Many debtors considering bankruptcy have questions about how to list their bankruptcy debt. For example, do they have to list all of their debts? If they do not, how much debt do they have to list? What if they want to pay off certain debts and discharge other debts?
Recently on our bankruptcy forum a user asked, “How much of my bankruptcy debt do I need to list on my bankruptcy schedules?”
Do I have to list all of my debts if I am filing bankruptcy?
If you file Chapter 7 or Chapter 13 bankruptcy you must list all of your debts on the appropriate bankruptcy schedules, including debts which are secured or which may not be dischargeable. Debts must also be listed even if you plan to voluntarily repay some of the debts following the bankruptcy discharge or reaffirm certain debts, which can allow you to continue to make payments for the debts and keep certain assets.
What if I don’t list a creditor on my bankruptcy schedules?
Some debtors think they can omit certain debts, such as credit card debts, keep making payments for the credit card, and retain the right to use the credit card. Unfortunately, even if you do not owe a balance for a specific credit card it is not unusual for the credit card company to know that you have filed bankruptcy and cancel your card, even without notification from the court.
It is also important to note that any bankruptcy debt omitted from a bankruptcy schedule, if done intentionally, can be considered perjury. It is also likely the debts will not be discharged.
How do I list my bankruptcy debt for my bankruptcy?
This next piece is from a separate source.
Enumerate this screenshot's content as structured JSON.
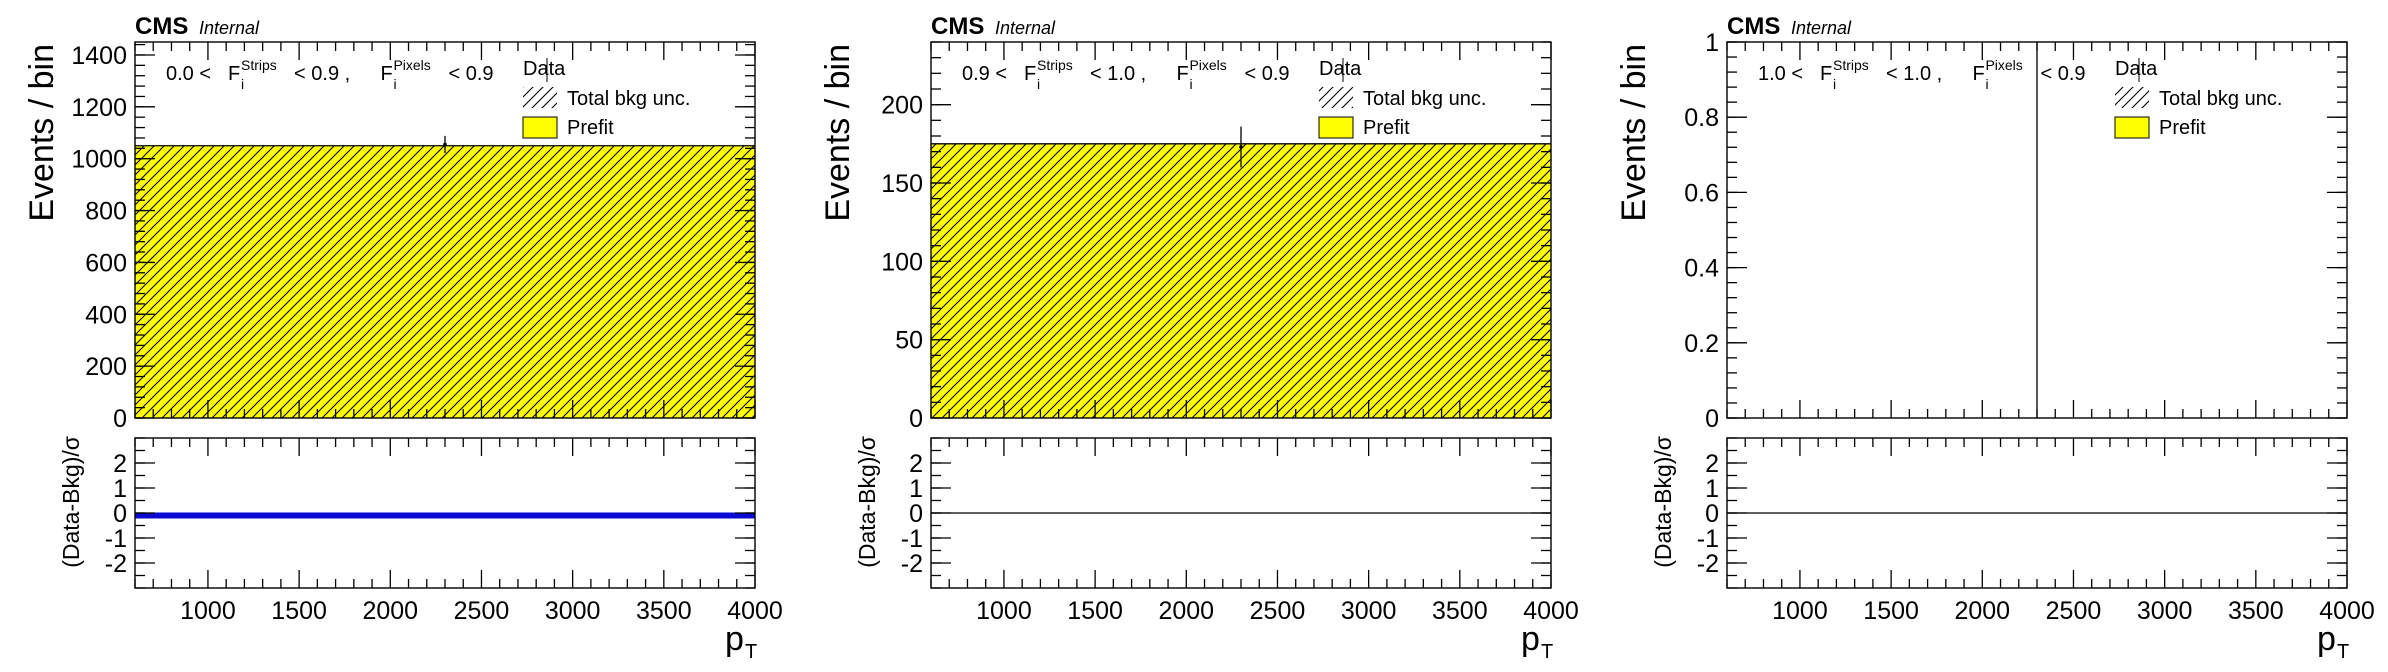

Debts are listed on schedules or forms when you file Chapter 7 and Chapter 13 bankruptcy. Schedule E Creditors Holding Unsecured Priority Claims lists priority claims which are either non-dischargeable or will be paid before other creditors. This can include debts for child support and spousal support, contributions to employee benefit plans, and taxes owed to the government.
Schedule F Creditors Holding Unsecured Nonpriority Claims must also be completed. Schedule F lists all unsecured creditors who do not have priority status, including medical bills, utility debts, and credit card debts.
Schedule D, which lists your secured claims, must also be completed. Schedule D includes debts for assets, such as your car and your home, and any creditor who has a tax lien or a judgment lien your property.
What if I left bankruptcy debt off my schedules?
Assuming you did not intend to defraud the court or the creditor, if your bankruptcy has not been completed, you can generally amend your Chapter 7 or Chapter 13 bankruptcy petition to include any bankruptcy debt you unintentionally omitted.
If the bankruptcy has been completed and the bankruptcy debt was discharged in some cases you may be able to re-open your bankruptcy case. In other cases, however, the debts will not be discharged, which means you will continue to be responsible for making payments following the completion of the bankruptcy case.